Forma di dialogo in cui sono presenti le commedie di Terenzio e il Gulex di Virgilio (La
zanzara). Bembo corregge con la filologia passi di queste opere.
3. “De imitatione”: raccolta di Carmina (poesie latine), opuscolo di estetica, lettera responsiva
indirizzata nel 1513 al nipote di Pico della Mirandola che aveva scritto una lettera a Bembo
in cui gli sottopone una questione di estetica, ovvero il problema dell'imitazione. Giovanni
Francesco Pico argomenta la questione ricorrendo ai temi della filosofia platonica: in
ciascuno di noi è presente l'idea della bellezza universale informa inquinata dalle peculiarità
individuali di ciascun soggetto: nessuno può dare forma alla bellezza universale che si
accompagnerà sempre a qualche difetto.

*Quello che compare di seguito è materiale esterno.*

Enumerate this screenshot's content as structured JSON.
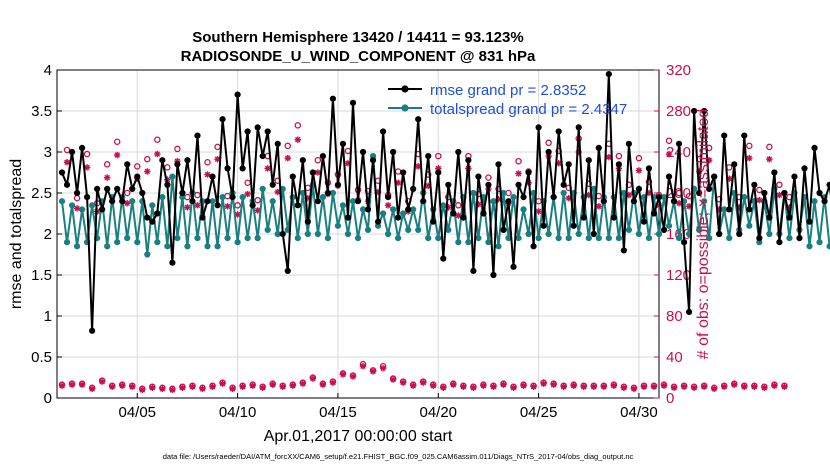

Quindi bisogna leggere, assimilare una molteplicità
di scrittori e da essi distillare la nostra idea di bellezza universale. Bembo risponde a Pico
con questa raccolta e sostiene che bisogna imitare lo stile che si ha scelto come proprio
modello riproducendo tutta la sua struttura e quel modello deve essere il migliore possibile.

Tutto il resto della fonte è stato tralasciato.